Mina Arham uses tracing film to document the intricacies of an almost anonymous skyline. The use of slide-viewers is a move into more sculptural practice, inspired by work alongside her fellow resident artists here. The smaller, rolled drawings are stacked in a way that transforms the normally two dimensional physicality of the drawing into a 3-dimensional aspect.
Bradley and Weaver imagined a series of works that to them reflect intricate aspects of the city, the hidden layers of social relations. They use traditional techniques to make something fragile and touch responsive out of one that is usually robust, referring to unspoken truths.
Abeerah Zahid has documented the mute palette of the sky as well the skyline, by creating small-scale portraits of Karachi. The structures across the city skyline become characters in her smaller drawings and sculptures. She examines how they intervene with our daily lives and at the same time interact with each other.
Abeerah Zahid holds a Bachelors degree cum laude in Fine Arts from the National College of Arts, Rawalpindi.Her outstanding performance won her a gold medal and the prestigious Shakir Ali Award. Having majored in painting, she is currently involved in various dimensions of art making including video installations.
Fari Bradley and Chris Weaver are British artists collaborating across a variety of performance, sculpture and media practices. They work with experimental music, expanded radio, performance and sculpture. In a world dominated by visual culture, investigate sound as a means to establish and question new sets of social relations between subject and space.
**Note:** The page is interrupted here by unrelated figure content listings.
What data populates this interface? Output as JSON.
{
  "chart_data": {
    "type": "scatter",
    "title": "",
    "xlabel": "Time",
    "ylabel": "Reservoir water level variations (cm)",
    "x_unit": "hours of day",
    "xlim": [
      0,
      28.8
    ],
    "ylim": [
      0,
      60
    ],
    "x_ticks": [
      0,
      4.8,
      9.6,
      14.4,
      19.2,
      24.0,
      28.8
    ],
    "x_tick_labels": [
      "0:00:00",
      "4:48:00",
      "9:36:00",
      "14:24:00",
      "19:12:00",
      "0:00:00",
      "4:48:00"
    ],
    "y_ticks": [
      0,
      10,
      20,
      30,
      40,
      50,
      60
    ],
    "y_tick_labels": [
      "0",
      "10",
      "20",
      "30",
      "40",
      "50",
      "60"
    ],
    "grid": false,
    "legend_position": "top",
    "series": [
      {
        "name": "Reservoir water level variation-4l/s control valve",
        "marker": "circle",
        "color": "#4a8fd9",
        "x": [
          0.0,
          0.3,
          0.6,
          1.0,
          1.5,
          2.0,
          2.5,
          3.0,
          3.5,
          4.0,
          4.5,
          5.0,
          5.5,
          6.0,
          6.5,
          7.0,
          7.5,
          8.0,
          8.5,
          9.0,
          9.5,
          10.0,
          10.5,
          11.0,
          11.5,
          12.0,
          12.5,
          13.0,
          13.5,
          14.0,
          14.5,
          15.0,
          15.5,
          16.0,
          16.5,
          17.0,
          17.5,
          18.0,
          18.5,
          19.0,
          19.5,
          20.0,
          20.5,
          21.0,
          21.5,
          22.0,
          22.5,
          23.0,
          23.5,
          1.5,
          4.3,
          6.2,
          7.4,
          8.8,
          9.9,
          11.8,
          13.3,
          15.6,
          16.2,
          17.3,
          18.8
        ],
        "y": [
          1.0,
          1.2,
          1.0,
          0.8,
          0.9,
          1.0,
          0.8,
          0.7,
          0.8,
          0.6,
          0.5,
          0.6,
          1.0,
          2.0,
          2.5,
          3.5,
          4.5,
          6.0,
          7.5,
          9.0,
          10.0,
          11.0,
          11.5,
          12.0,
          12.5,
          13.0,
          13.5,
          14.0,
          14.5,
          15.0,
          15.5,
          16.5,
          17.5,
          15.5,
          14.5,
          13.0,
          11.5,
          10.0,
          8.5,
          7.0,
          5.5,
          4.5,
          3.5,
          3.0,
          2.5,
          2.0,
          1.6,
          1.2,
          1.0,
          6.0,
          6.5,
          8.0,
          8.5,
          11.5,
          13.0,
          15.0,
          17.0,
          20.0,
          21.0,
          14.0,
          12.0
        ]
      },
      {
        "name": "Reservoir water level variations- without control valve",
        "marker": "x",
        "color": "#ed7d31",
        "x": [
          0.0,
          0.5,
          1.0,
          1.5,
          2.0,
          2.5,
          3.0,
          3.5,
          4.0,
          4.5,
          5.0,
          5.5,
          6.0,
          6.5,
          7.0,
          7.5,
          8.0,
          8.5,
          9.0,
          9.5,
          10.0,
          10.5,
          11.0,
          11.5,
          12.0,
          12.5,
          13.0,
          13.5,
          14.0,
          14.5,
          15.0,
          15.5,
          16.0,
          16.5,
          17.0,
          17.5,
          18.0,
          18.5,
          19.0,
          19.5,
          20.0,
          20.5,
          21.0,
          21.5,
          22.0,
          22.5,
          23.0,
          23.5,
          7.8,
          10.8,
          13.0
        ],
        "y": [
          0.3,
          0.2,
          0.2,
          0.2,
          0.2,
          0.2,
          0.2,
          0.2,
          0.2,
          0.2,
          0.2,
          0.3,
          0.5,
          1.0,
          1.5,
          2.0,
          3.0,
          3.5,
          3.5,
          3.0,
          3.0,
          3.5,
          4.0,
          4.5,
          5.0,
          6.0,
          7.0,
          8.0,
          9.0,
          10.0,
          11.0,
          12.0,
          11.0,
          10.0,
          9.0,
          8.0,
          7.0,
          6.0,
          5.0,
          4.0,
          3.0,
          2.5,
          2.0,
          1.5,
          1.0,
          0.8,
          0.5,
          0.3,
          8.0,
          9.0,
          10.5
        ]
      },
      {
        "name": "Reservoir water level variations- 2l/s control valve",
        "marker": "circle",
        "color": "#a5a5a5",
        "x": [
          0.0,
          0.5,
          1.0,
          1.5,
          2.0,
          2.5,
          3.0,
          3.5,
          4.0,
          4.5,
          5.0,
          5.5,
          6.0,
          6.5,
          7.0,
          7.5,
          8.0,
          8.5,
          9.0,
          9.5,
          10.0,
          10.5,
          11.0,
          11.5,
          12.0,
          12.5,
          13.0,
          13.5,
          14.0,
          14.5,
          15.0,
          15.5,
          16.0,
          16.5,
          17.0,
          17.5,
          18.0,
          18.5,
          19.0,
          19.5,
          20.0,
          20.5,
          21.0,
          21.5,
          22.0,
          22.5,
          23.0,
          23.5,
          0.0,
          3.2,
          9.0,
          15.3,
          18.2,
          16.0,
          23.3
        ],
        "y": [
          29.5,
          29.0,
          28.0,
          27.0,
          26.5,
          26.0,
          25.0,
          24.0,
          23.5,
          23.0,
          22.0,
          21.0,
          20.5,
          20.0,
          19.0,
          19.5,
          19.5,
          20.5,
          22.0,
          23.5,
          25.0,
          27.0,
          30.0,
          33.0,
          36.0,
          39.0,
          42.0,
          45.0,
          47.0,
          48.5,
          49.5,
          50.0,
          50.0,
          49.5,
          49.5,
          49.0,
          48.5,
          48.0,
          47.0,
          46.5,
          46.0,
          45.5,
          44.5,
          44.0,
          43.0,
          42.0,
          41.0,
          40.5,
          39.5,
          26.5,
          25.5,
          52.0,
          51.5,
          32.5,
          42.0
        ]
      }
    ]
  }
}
Mina Arham graduated with Honors in Fine Arts from the National College of Arts. Mina has exhibited at the Taseer Art Gallery in Lahore (2014), the Alhamra Arts Council (2013), in Indonesia (2014). More recently, she has worked with the Aga Khan Foundation on the restoration of mural and fresco paintings at the Shahi Hamam (Royal Bath) in Lahore.
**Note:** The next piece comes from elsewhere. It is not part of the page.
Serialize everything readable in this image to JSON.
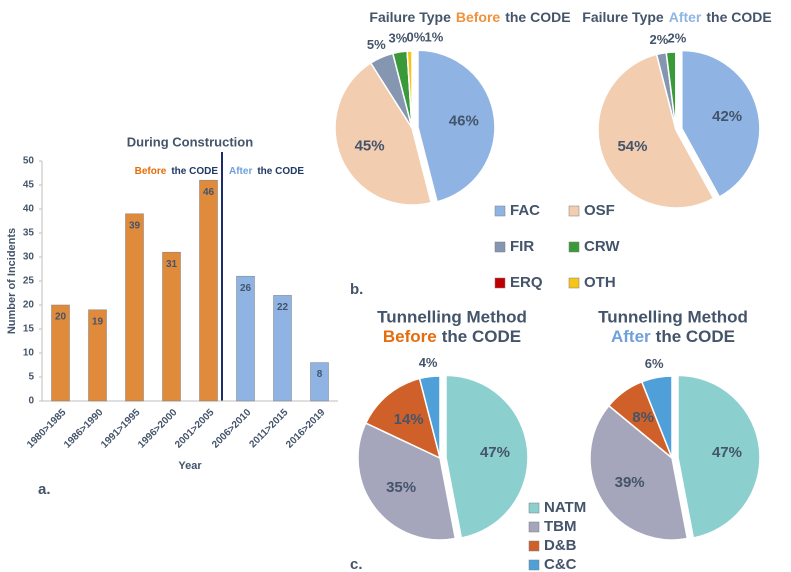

Saima Zaidi, a communication designer, did her undergraduate degree at the National College of Arts (NCA), Lahore, and received her Masters from the Pratt Institute, New York. Since 2000, she has been teaching history and concepts of design, as well as typography and visual communication at the Indus Valley School of Art and Architecture and the Department of Visual Studies, University of Karachi, Karachi.